‘A big teddy bear’
If you ever heard that booming voice roaring, “Hey there!” or the loudest laugh in the room, you undoubtedly knew who it belonged to. It’d be the man with the huge hands and knuckles with the dark, fluffy hair.
The man known as the Bear.
After a long, influential career in law enforcement, Retired Orange Local 89 member Nicholas “Bear” Fresolone Jr. passed away on Aug. 2 peacefully at his home. The display of brotherhood at his funeral on Aug. 7 solidified that there was no end to his legacy and impact on law enforcement.
“He was revered throughout the years by many different agencies and officers,” Orange Police Department Chief Vincent Vitiello explained. “So it was a fitting farewell to such a great man.”
When Fresolone came on the job with the Orange Police Department in 1968, he quickly earned the nickname “Bear” because of his calm nature and willingness to fight. Even though it started as a joke, the name stuck.
“He was calm and tame,” explained Essex County Corrections Local 382 member Chris Golas, who is Bear’s son-in-law. “But when someone would mess with him or take his kindness for a weakness, he fought like a bear.” Everyone knew Bear, especially when he served as a self-defense instructor at Essex County Police Academy and Morris County Police Academy. When recruits walked through the door, Bear gave each of them a small white card. On the card were listed the Ten Fatal Errors, which he had created to potentially help save their lives.
The fatal flaws as Bear listed them included: your attitude, tombstone courage, not enough rest, taking a bad position, danger signs, failure to watch the hands of a suspect, relaxing too soon, improper use/no handcuffs, no search or poor search and a dirty or inoperative weapon.
But number 11 was the deadliest of them all: Don’t mess with the Bear.
During his 30 years as a training instructor, Bear had a profound impact on hundreds, if not thousands, of law enforcement officers. He was known for bringing out the best in others and his desire to see his recruits succeed.

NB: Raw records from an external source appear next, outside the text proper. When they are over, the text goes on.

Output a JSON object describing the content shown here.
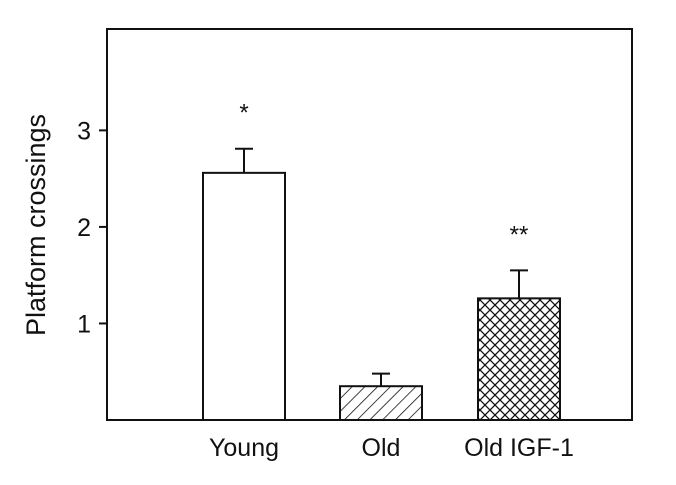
{
  "chart_data": {
    "type": "bar",
    "title": "",
    "xlabel": "",
    "ylabel": "Platform crossings",
    "categories": [
      "Young",
      "Old",
      "Old IGF-1"
    ],
    "values": [
      2.56,
      0.35,
      1.26
    ],
    "error_upper": [
      0.25,
      0.13,
      0.29
    ],
    "significance": [
      "*",
      "",
      "**"
    ],
    "patterns": [
      "none",
      "diagonal-hatch",
      "crosshatch"
    ],
    "ylim": [
      0,
      4.05
    ],
    "yticks": [
      1,
      2,
      3
    ],
    "grid": false,
    "legend": "none",
    "colors": {
      "bar_fill": "#ffffff",
      "stroke": "#111111"
    }
  }
}
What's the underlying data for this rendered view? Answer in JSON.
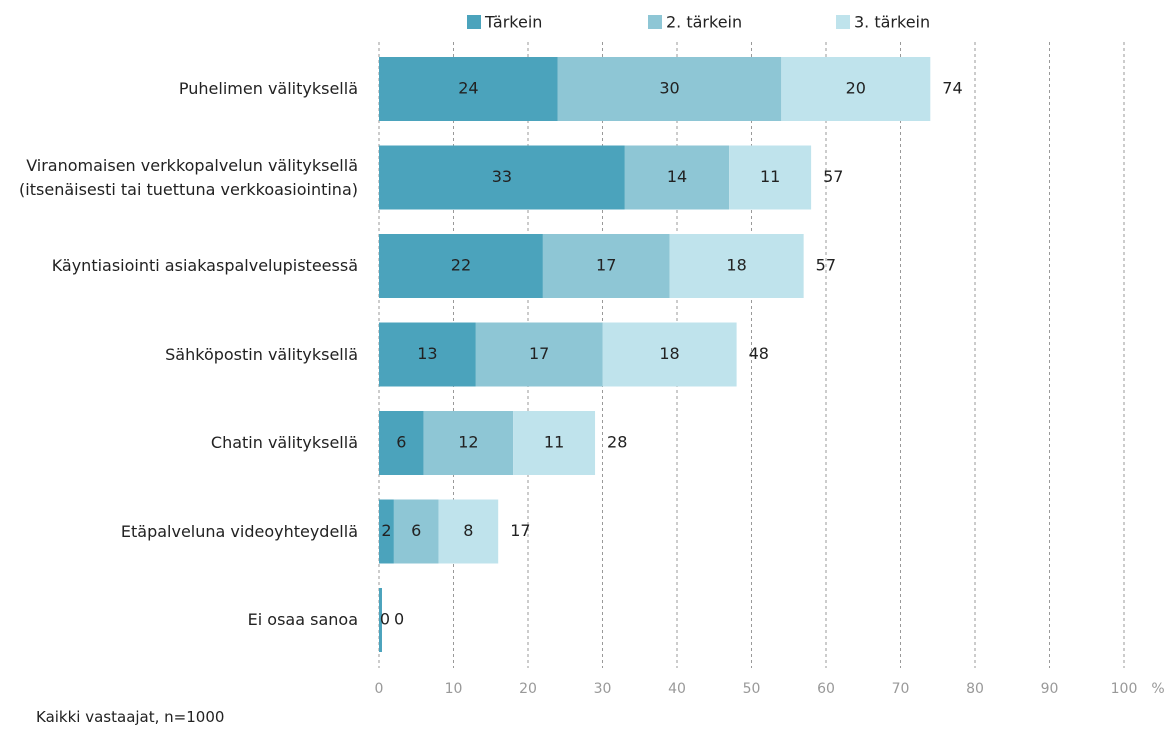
{
  "chart_data": {
    "type": "stacked_barh",
    "categories": [
      "Puhelimen välityksellä",
      "Viranomaisen verkkopalvelun välityksellä (itsenäisesti tai tuettuna verkkoasiointina)",
      "Käyntiasiointi asiakaspalvelupisteessä",
      "Sähköpostin välityksellä",
      "Chatin välityksellä",
      "Etäpalveluna videoyhteydellä",
      "Ei osaa sanoa"
    ],
    "series": [
      {
        "name": "Tärkein",
        "color": "#4ba3bc",
        "values": [
          24,
          33,
          22,
          13,
          6,
          2,
          0.4
        ],
        "value_labels": [
          "24",
          "33",
          "22",
          "13",
          "6",
          "2",
          "0"
        ]
      },
      {
        "name": "2. tärkein",
        "color": "#8ec6d5",
        "values": [
          30,
          14,
          17,
          17,
          12,
          6,
          0
        ]
      },
      {
        "name": "3. tärkein",
        "color": "#bfe3ec",
        "values": [
          20,
          11,
          18,
          18,
          11,
          8,
          0
        ]
      }
    ],
    "totals": [
      74,
      57,
      57,
      48,
      28,
      17,
      0
    ],
    "xlim": [
      0,
      100
    ],
    "xticks": [
      0,
      10,
      20,
      30,
      40,
      50,
      60,
      70,
      80,
      90,
      100
    ],
    "x_unit": "%",
    "grid": true,
    "legend": "top",
    "footnote": "Kaikki vastaajat, n=1000"
  }
}
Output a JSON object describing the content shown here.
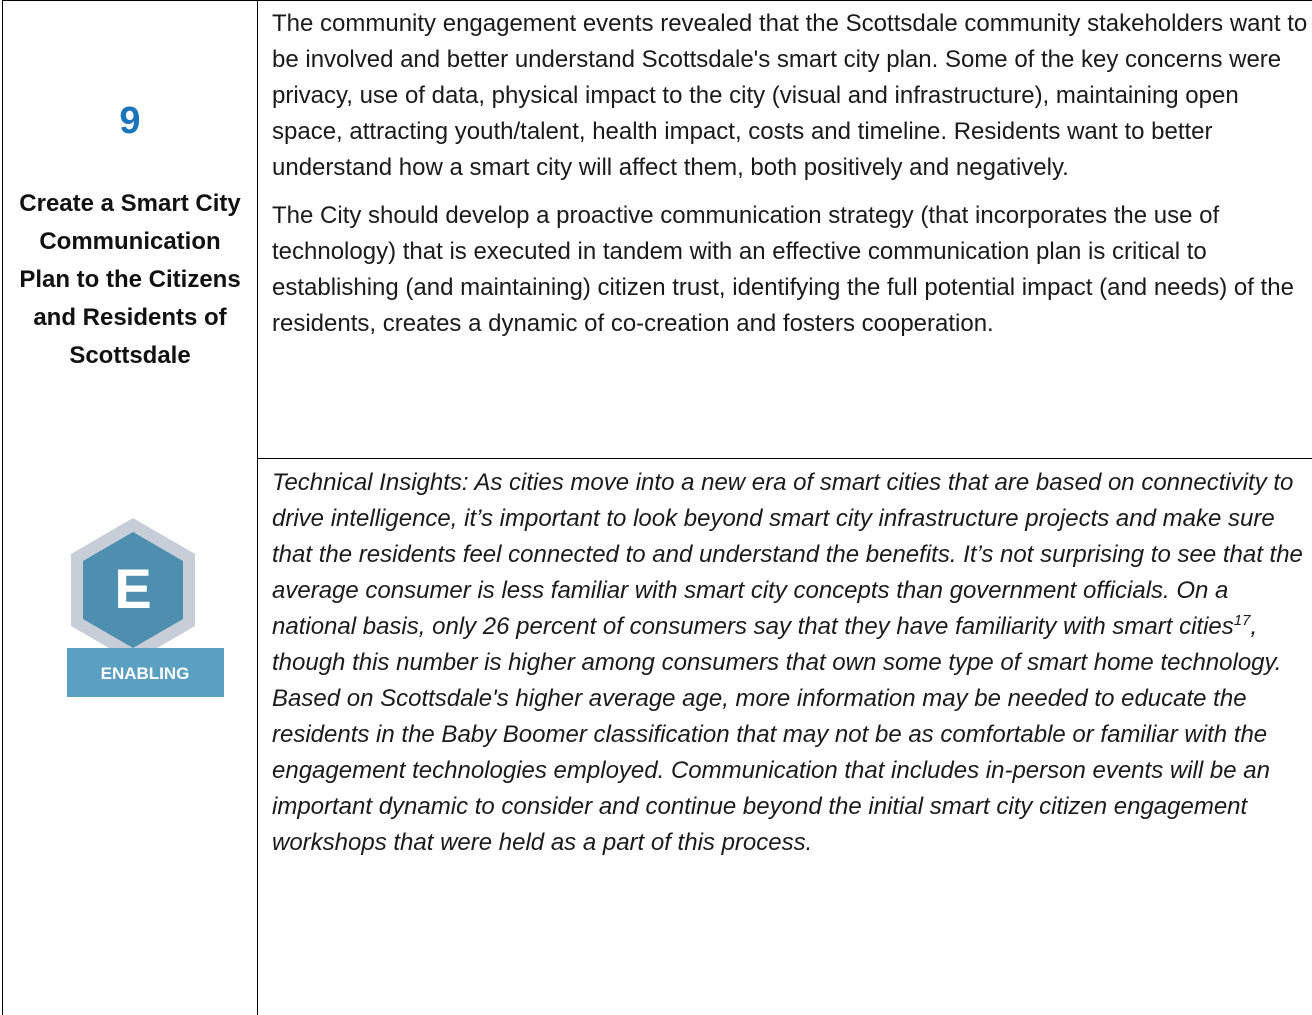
{
  "item": {
    "number": "9",
    "title": "Create a Smart City Communication Plan to the Citizens and Residents of Scottsdale",
    "badge_letter": "E",
    "badge_label": "ENABLING"
  },
  "paragraphs": [
    "The community engagement events revealed that the Scottsdale community stakeholders want to be involved and better understand Scottsdale's smart city plan. Some of the key concerns were privacy, use of data, physical impact to the city (visual and infrastructure), maintaining open space, attracting youth/talent, health impact, costs and timeline. Residents want to better understand how a smart city will affect them, both positively and negatively.",
    "The City should develop a proactive communication strategy (that incorporates the use of technology) that is executed in tandem with an effective communication plan is critical to establishing (and maintaining) citizen trust, identifying the full potential impact (and needs) of the residents, creates a dynamic of co-creation and fosters cooperation."
  ],
  "insight": {
    "text_before": "Technical Insights: As cities move into a new era of smart cities that are based on connectivity to drive intelligence, it’s important to look beyond smart city infrastructure projects and make sure that the residents feel connected to and understand the benefits. It’s not surprising to see that the average consumer is less familiar with smart city concepts than government officials. On a national basis, only 26 percent of consumers say that they have familiarity with smart cities",
    "footnote": "17",
    "text_after": ", though this number is higher among consumers that own some type of smart home technology. Based on Scottsdale's higher average age, more information may be needed to educate the residents in the Baby Boomer classification that may not be as comfortable or familiar with the engagement technologies employed. Communication that includes in-person events will be an important dynamic to consider and continue beyond the initial smart city citizen engagement workshops that were held as a part of this process."
  }
}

“These officers have moved on to different careers or excelled in positions within their respective departments,” Golas noted. “They carried on what they learned from him to wherever they went. The Ten Fatal Errors have evolved and taken on different variations over the years, but he created them. They are still taught today in police academies in New Jersey and beyond.”
Vitiello, who had known Bear for 34 years, first met him when they were going through the academy together. He had heard about Fresolone from several of his friends who trained at Bear’s martial arts studio, House of Karate in Orange, where Bear coined the “Nick Fresolone Karate style.”

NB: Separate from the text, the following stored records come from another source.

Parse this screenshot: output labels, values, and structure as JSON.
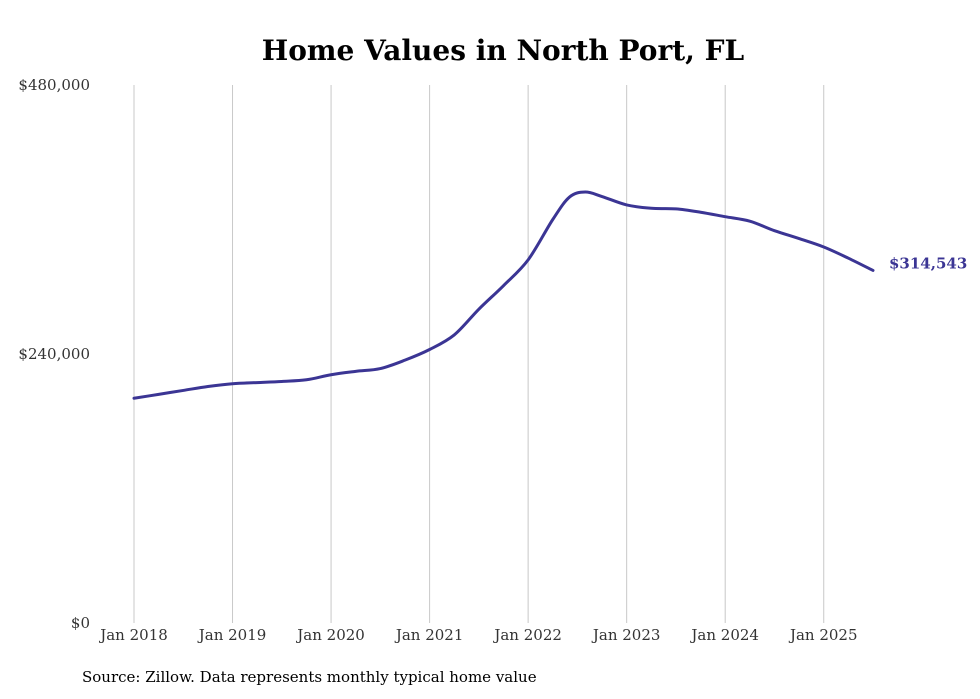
{
  "chart_data": {
    "type": "line",
    "title": "Home Values in North Port, FL",
    "source": "Source: Zillow. Data represents monthly typical home value",
    "ylim": [
      0,
      480000
    ],
    "y_ticks": [
      {
        "value": 0,
        "label": "$0"
      },
      {
        "value": 240000,
        "label": "$240,000"
      },
      {
        "value": 480000,
        "label": "$480,000"
      }
    ],
    "x_ticks": [
      {
        "value": 2018.0,
        "label": "Jan 2018"
      },
      {
        "value": 2019.0,
        "label": "Jan 2019"
      },
      {
        "value": 2020.0,
        "label": "Jan 2020"
      },
      {
        "value": 2021.0,
        "label": "Jan 2021"
      },
      {
        "value": 2022.0,
        "label": "Jan 2022"
      },
      {
        "value": 2023.0,
        "label": "Jan 2023"
      },
      {
        "value": 2024.0,
        "label": "Jan 2024"
      },
      {
        "value": 2025.0,
        "label": "Jan 2025"
      }
    ],
    "xlim": [
      2018.0,
      2025.5
    ],
    "grid": "vertical",
    "series_color": "#3b3594",
    "end_label": "$314,543",
    "series": [
      {
        "x": [
          2018.0,
          2018.25,
          2018.5,
          2018.75,
          2019.0,
          2019.25,
          2019.5,
          2019.75,
          2020.0,
          2020.25,
          2020.5,
          2020.75,
          2021.0,
          2021.25,
          2021.5,
          2021.75,
          2022.0,
          2022.25,
          2022.42,
          2022.58,
          2022.75,
          2023.0,
          2023.25,
          2023.5,
          2023.75,
          2024.0,
          2024.25,
          2024.5,
          2024.75,
          2025.0,
          2025.25,
          2025.5
        ],
        "values": [
          200500,
          204000,
          207500,
          211000,
          213500,
          214500,
          215500,
          217000,
          221500,
          224500,
          227000,
          234500,
          244000,
          257000,
          280000,
          301000,
          324000,
          360000,
          380000,
          384500,
          380500,
          373000,
          370000,
          369500,
          366500,
          362500,
          358500,
          350000,
          343000,
          335500,
          325500,
          314543
        ]
      }
    ]
  }
}
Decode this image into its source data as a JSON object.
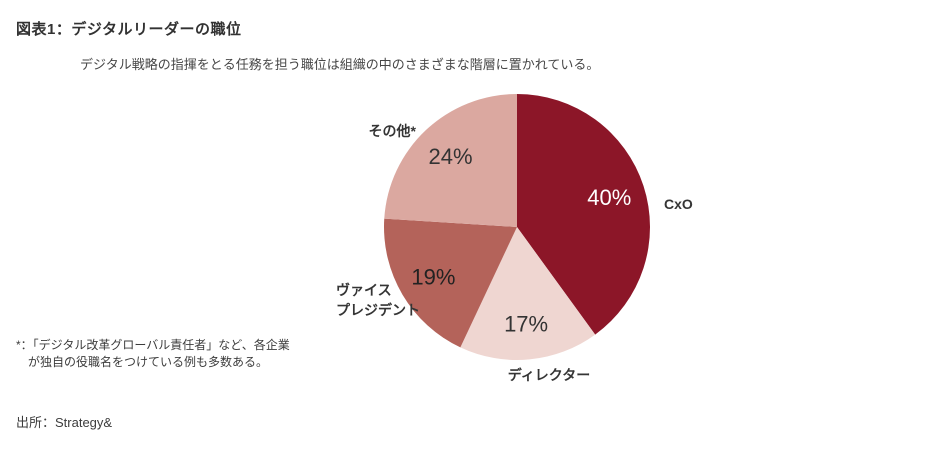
{
  "header": {
    "title": "図表1：デジタルリーダーの職位",
    "subtitle": "デジタル戦略の指揮をとる任務を担う職位は組織の中のさまざまな階層に置かれている。"
  },
  "chart_data": {
    "type": "pie",
    "title": "デジタルリーダーの職位",
    "unit": "%",
    "start_angle": "top",
    "direction": "clockwise",
    "legend_position": "labels-outside",
    "slices": [
      {
        "label": "CxO",
        "value": 40,
        "color": "#8C1628",
        "value_label": "40%",
        "value_label_color": "#FFFFFF"
      },
      {
        "label": "ディレクター",
        "value": 17,
        "color": "#EFD6D1",
        "value_label": "17%",
        "value_label_color": "#333333"
      },
      {
        "label": "ヴァイス\nプレジデント",
        "value": 19,
        "color": "#B4635A",
        "value_label": "19%",
        "value_label_color": "#222222"
      },
      {
        "label": "その他*",
        "value": 24,
        "color": "#DBA8A0",
        "value_label": "24%",
        "value_label_color": "#333333"
      }
    ]
  },
  "footnote": "*：「デジタル改革グローバル責任者」など、各企業\n　が独自の役職名をつけている例も多数ある。",
  "source": "出所：Strategy&"
}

Vitiello remembers being awestruck by this big, tough guy who was so friendly.
“Nick had such a lot of passion for his job,” Vitiello reflected. “When I [think] about the Bear, I laugh. He had this big smile and would be genuinely happy to see anyone who was greeting him. He was a big teddy bear. And a loving, helpful, caring guy.”
After teaching at the academy, Bear served for a few years at the Essex County Detention Center as the assistant warden. And there, even inmates experienced the kind of man that Bear was.
“He made sure everyone was taken care of before himself,” Golas related. “He never gave up and wouldn’t allow people to give up on themselves. That is one of the reasons everyone respected him.”
As Fresolone was laid to rest on Aug. 7, law enforcement officers, family members and friends gathered at Mary Mother of God Roman Catholic Church in Hillsborough. Many flew from across the country to pay their respects.
PBA Locals from across the state joined the mile-long motorcade procession, including Orange Local 89, Bloomfield Local 32, Montclair Local 53 and, Nutley Local 33 and Newark Local 3.
Members of the Essex County Honor Guard stood at attention and gave one final salute to their brother.
Golas and his family were overwhelmed by the countless ways Bear had left an impact, including two of the students he once taught. They spoke at his funeral and described how Bear had once saved their lives and guided them in the right direction.
It was indeed a celebration for the man who had left a legacy that would live on in the lives of all those he touched.
“His legacy was that of a professional, consummate police officer, who embodied both toughness and empathy and caring towards the community in which he served,” Vitiello added. “His legacy would be of teaching many young cops how to be not just cops, not just how to protect themselves, but to be good humans.”